Plugin Discovery, Registration, and Sandboxing¶
Concept Position¶
flowchart TD
family["Python Programming"] --> program["Python Object-Oriented Programming"]
program --> module["Module 09: Public APIs, Extension Seams, and Governance"]
module --> concept["Plugin Discovery, Registration, and Sandboxing"]
concept --> capstone["Capstone pressure point"]
flowchart TD
problem["Start with the design or failure question"] --> example["Study the worked example and trade-offs"]
example --> boundary["Name the boundary this page is trying to protect"]
boundary --> proof["Carry that question into code review or the capstone"]
Read the first diagram as a placement map: this page is one concept inside its parent module, not a detached essay, and the capstone is the pressure test for whether the idea holds. Read the second diagram as the working rhythm for the page: name the problem, study the example, identify the boundary, then carry one review question forward.
Purpose¶
Support plugins only when the system can discover, validate, and constrain them with clear lifecycle and safety rules.

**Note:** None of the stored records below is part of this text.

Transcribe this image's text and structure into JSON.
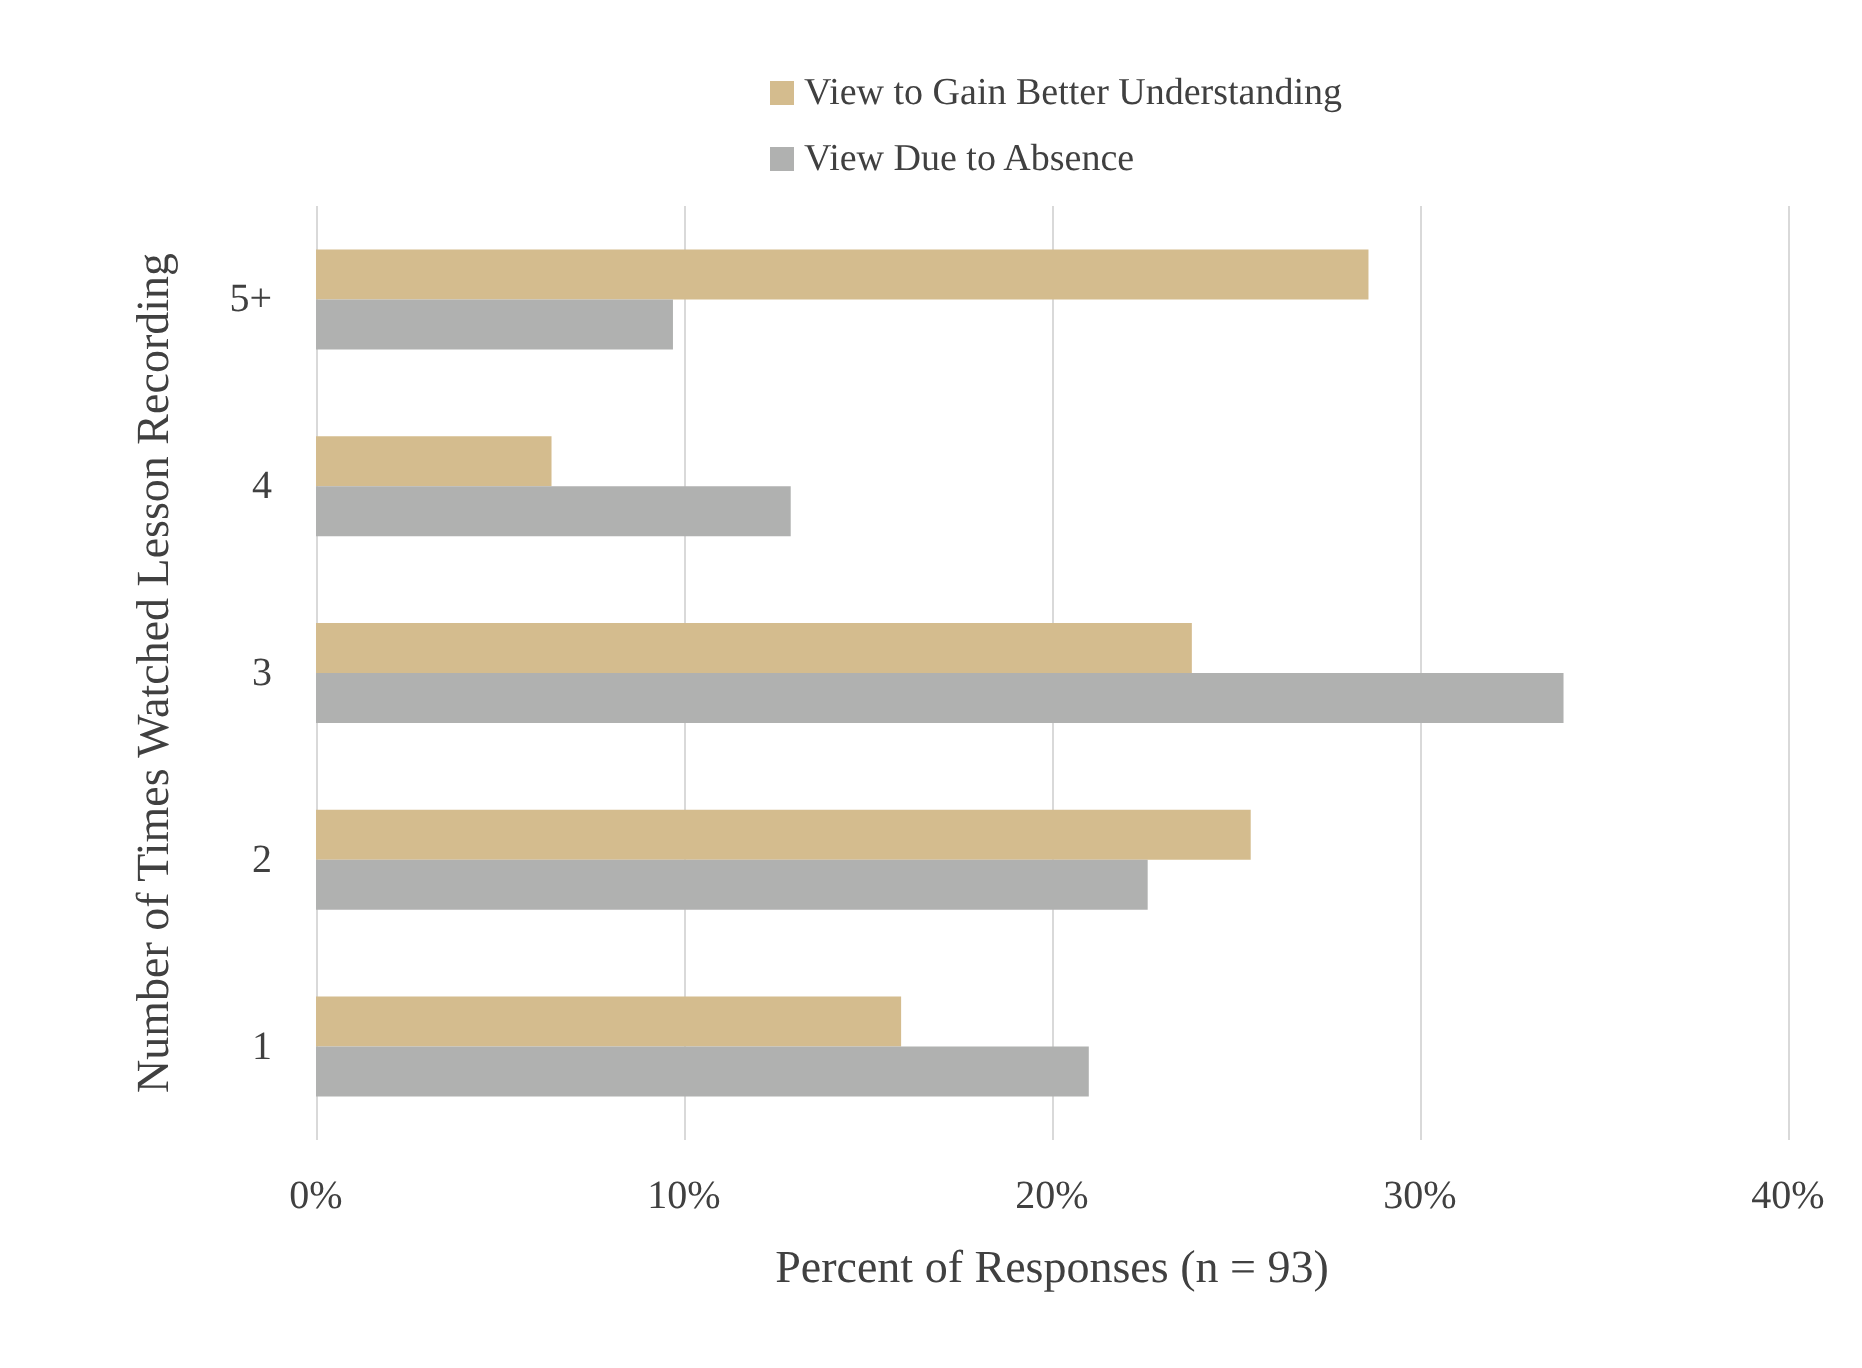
{
  "chart_data": {
    "type": "bar",
    "orientation": "horizontal",
    "xlabel": "Percent of Responses (n = 93)",
    "ylabel": "Number of Times Watched Lesson Recording",
    "categories": [
      "5+",
      "4",
      "3",
      "2",
      "1"
    ],
    "series": [
      {
        "name": "View to Gain Better Understanding",
        "color": "#d4bc8e",
        "values": [
          28.6,
          6.4,
          23.8,
          25.4,
          15.9
        ]
      },
      {
        "name": "View Due to Absence",
        "color": "#b0b1b0",
        "values": [
          9.7,
          12.9,
          33.9,
          22.6,
          21.0
        ]
      }
    ],
    "xlim": [
      0,
      40
    ],
    "xticks": [
      {
        "value": 0,
        "label": "0%"
      },
      {
        "value": 10,
        "label": "10%"
      },
      {
        "value": 20,
        "label": "20%"
      },
      {
        "value": 30,
        "label": "30%"
      },
      {
        "value": 40,
        "label": "40%"
      }
    ],
    "grid": "x",
    "legend": "top"
  }
}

1. Plugins Add Governance Cost¶
Plugin support is not "more extensible for free." It adds questions about:
- discovery
- registration order
- version compatibility
- failure isolation
- security and trust
If those questions are not worth answering, do not add plugins yet.
2. Registration Should Validate Capability and Metadata¶
A plugin loader should check:
- required interface or protocol support
- version compatibility
- unique names or identifiers
- declared configuration needs
Loose registration invites runtime surprises.
3. Discovery Mechanisms Need Intent¶
Possible approaches:
- explicit configuration
- package entry points
- module scanning inside a trusted namespace
Choose the simplest mechanism that matches the deployment model.
4. Sandboxing Is Usually a Process Boundary Problem¶
In-process plugins share memory and failure modes with the host. If untrusted code is involved, real isolation usually requires a stronger boundary than a Python interface.
Practical Guidelines¶
- Add plugin support only when you can justify its governance cost.
- Validate plugin metadata and capability before registration.
- Prefer explicit discovery over magical scanning when clarity matters.
- Do not confuse in-process plugins with real sandboxing.
Exercises for Mastery¶
- Decide whether one customization need in your system truly requires plugins.
- Define the metadata a plugin should declare before registration.
- Document which plugins are trusted in-process and which would require stronger isolation.